Stress can speed up aging, but recovery can slow it down again

April 25, 2023 – Measuring biological aging has become so precise with DNA-based technology that researchers have shown that trauma or stressful life events can rapidly accelerate the rate of aging. But they also found that recovery after the experience could return aging to its original level.

This is one of the first studies to show that aging doesn’t have to happen in one direction. It may be too early to shred your AARP membership card, but the evidence from mice and humans looks promising.

“People just assumed that when you get older, your biological age goes with it. And that’s true, but there are variations,” said James Patrick White, PhD, co-senior author of the study and assistant professor of medicine at Durham University in the US.

Although we all go through stressful events, its effects on aging can change rapidly.

“You may be stressed, you may have some trauma, you may have whatever your stressor is that is accelerating. [your aging]said White, who is also a senior fellow at Duke’s Center for the Study of Aging.

“The question has always been. Well, you’re stuck there. And we show that this is not the case. You can bounce back a little bit once that stressor is removed,” he said.

It study Published online April 21 in the journal Cellular metabolism.

Turning back the clock

White, co-senior author, Ph.D. Vadim N. Gladyshev and colleagues found that pregnancy, breaking a hip, and having severe COVID are traumatic or stressful enough to accelerate aging. In contrast, elective surgery did not accelerate aging in the short term.

The idea that aging is not a one-way street comes in part from experiments in mice. Pairing two mice, one young and one old, together so that they have the same blood circulation is a technique called parabiosis. The technique has been around for decades. But now “what’s new here is that we’re showing epigenetic acceleration. A young mouse grows old, an old mouse grows young. And the most interesting thing is that when we then separate the mice and take the old blood, the young mouse reverses it. accelerated aging toward his chronological age,” White said.

The research was made possible by advances in the measurement of DNA methylation. Investigators can now look at individual DNA sites where methylation occurs predictably over time. The sensitivity of these second-generation “DNA methylation clocks” has increased to the point that they can show biological aging changes measured in days or weeks.

White and colleagues used blood samples from elderly patients before emergency hip surgery, the morning after, and 4 to 7 days after recovery. They found a significant increase in biological age markers. “Remarkably, this increase occurred within 24 hours, and biological age returned to baseline 4-7 days after surgery,” the researchers noted.

They found that there were no significant changes in biological age markers associated with elective colorectal surgery in other patients.

Not all stress is the same

In general, the aging process in humans returns to its normal baseline after the stressor is removed. But there can be differences between people, with some fully returning to their previous chronological age, some only partially, and others not at all.

“That opens up the question of ‘Why?'” White said.

As an example, when they compared people who had recovered from severe COVID, aging tended to recover more among women than among men. The cause is unknown and will be investigated in future studies.

Flexibility is also important.

“I would imagine that if you can’t deal with something and the stress continues, you’re going to accelerate biological aging and open yourself up to age-related problems, probably sooner than anyone who can recover,” White said.

Another unknown is whether psychological and physical stress contribute equally to this acceleration of aging.

Aging is not a ‘relentless decline’

“I see it as progress,” said Florence Committee, MD, a Yale-trained precision medicine physician and founder of the Committee Center for Precision Medicine and Health in New York, when asked for comment.

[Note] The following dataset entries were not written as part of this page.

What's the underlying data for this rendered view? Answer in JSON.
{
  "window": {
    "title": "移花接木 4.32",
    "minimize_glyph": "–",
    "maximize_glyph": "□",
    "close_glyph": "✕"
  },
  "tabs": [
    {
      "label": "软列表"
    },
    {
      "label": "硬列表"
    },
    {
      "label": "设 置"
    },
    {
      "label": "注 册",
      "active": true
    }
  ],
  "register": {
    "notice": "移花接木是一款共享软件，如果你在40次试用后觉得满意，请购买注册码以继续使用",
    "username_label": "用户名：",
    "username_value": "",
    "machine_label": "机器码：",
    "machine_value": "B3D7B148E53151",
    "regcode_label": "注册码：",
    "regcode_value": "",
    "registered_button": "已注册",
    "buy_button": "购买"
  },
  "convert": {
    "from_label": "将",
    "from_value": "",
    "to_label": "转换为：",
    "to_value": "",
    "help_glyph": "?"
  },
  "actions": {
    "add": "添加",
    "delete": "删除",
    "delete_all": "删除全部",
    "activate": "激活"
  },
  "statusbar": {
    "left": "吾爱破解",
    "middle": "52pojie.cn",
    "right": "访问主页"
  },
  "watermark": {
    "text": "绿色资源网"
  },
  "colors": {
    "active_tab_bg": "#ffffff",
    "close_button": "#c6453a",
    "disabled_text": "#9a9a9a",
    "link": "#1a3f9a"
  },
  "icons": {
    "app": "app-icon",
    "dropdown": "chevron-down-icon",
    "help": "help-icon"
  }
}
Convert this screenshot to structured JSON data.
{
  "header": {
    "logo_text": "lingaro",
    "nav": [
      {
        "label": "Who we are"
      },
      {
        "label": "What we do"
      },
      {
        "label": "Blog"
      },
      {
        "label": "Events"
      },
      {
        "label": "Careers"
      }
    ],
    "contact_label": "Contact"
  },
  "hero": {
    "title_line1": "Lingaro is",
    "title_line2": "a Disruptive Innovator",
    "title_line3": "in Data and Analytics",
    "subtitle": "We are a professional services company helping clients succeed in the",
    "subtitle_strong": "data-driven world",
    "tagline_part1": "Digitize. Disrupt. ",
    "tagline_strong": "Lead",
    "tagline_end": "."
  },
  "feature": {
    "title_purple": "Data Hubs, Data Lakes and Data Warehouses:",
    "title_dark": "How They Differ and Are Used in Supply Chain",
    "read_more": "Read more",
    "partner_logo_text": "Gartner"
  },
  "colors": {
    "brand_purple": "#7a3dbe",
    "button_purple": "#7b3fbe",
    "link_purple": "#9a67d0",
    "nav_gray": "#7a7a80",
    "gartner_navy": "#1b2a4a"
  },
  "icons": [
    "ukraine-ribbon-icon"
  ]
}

“I myself have always believed that aging does not occur in a steady state of decline,” he said. There are many issues that occur beneath the surface, he continued, including changes in muscle, hormones, metabolism and how the body internalizes fat in various organ systems. Family history and genetics can also alter aging.

The committee thinks of aging “more as a stop/start … rather than a steady, unrelenting decline.”

“I think this will give us an opportunity to dig deeper,” he said. “It’s just going to be the beginning of opening up the field.”

Co-author of the committee A 2022 study that looked at DNA methylation and COVID. The results showed that people over the age of 50 were more likely to experience faster biological aging with COVID than younger people.

Overall, the conclusion that people can reverse the negative effects of stress or trauma is positive.

“We have a lot more reserve than we think we have or think we deserve,” White said.

Interventions to turn off accelerated aging related to stress or trauma are likely to work for people with chronic disease, chronic disease sequelae, serious infections like COVID, or even cancer. But they are unlikely to help people dealing with the general stress of everyday life, he said.

In the future, the technology could also be used to see how well anti-aging drugs work.